Wie beim Mensch gibt es bei Hunden verschiedene Behinderungsarten. Und das Handicap jedes Tieres sei anders, sagt Annabelle Gossweiler-Furter. «Man muss stets die jeweilige Situation anschauen, um zu helfen.»

  • Blindheit
    Häufige Erblindungsgründe bei Hunden sind der Graue und der Grüne Star. Oft könnten sich aber blinde Hunde gut zurechtfinden, dank ihres Geruchsinns und Gehörs.
  • Taubheit
    Besonders weisse Hunderassen sind anfällig auf Gehörprobleme. Das liegt an einem Pigmentmangel im Innenohr. Taube Hunde seien oft nicht besonders eingeschränkt, sagt Gossweiler-Furter. Für den Rückruf existieren Halsbänder, die auf Knopfdruck des Halters leicht vibrieren.
  • Gehbehinderung
    Unfälle wie bei Happy sind nur eine der Ursachen für Gehbehinderungen: Amputationen können bei Knochenkrebs nötig sein. Lähmungen entstehen bei Wachstumsstörungen oder degenerativen Erkrankungen.
  • Epilepsie
    Epilepsie ist bei Hunden relativ häufig. Dagegen gibt es Medikamente, doch sie müssen richtig eingestellt sein. Oft verschwinden die Anfälle aber auch damit nicht komplett.

Kampf gegen Vorurteile

Draussen wartet Happy auf ihre Gehhilfe. Geduldig lässt sie sich das am Rollwagen befestigte Brustgeschirr überziehen und die gelähmten Hinterbeine in zwei Schlaufen einhängen, damit sie diese nicht am Boden nachschleift. Dann saust sie los: In einem Affenzahn rollt sie über den Rasen, um einen Baum herum, und wieder zurück. Das holprige Terrain ist kein Hindernis für sie. Für längere Touren empfehle sich aber ein Rucksack, um den Hund darin beispielsweise eine Treppe hochzutragen, sagt die Expertin.

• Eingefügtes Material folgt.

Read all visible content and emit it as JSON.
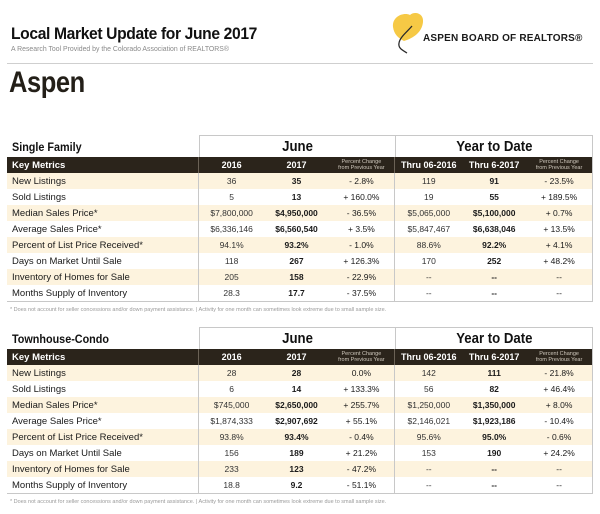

Anstrengend, das räumt Gossweiler-Furter ein, ist der Kampf gegen Vorurteile. Die Akzeptanz für Hunde mit einem Handicap sei zwar in den letzten Jahren gestiegen. Aber noch immer werde sie zuweilen als Tierquälerin bezeichnet, weil sie Happy nicht von ihrem Leid erlöse. «Man hat mir schon gesagt, solche Hunde würde man besser über die Tischkante schlagen.»

An manchen Tagen könne sie mit solchen Bemerkungen besser umgehen, an anderen schlechter. «Ich bin nicht dafür, dass man ein Tier um jeden Preis am Leben erhält.» Aber wenn ein Hund mit einer Behinderung zufrieden und zwäg sei, habe auch er das Recht auf ein gutes Leben. «Mit Happy zum Beispiel kann ich zwölf Kilometer weit wandern.» Wer die Hündin im Garten hin- und herrennen sieht, hat keinen Zweifel, dass sie solche Touren geniesst.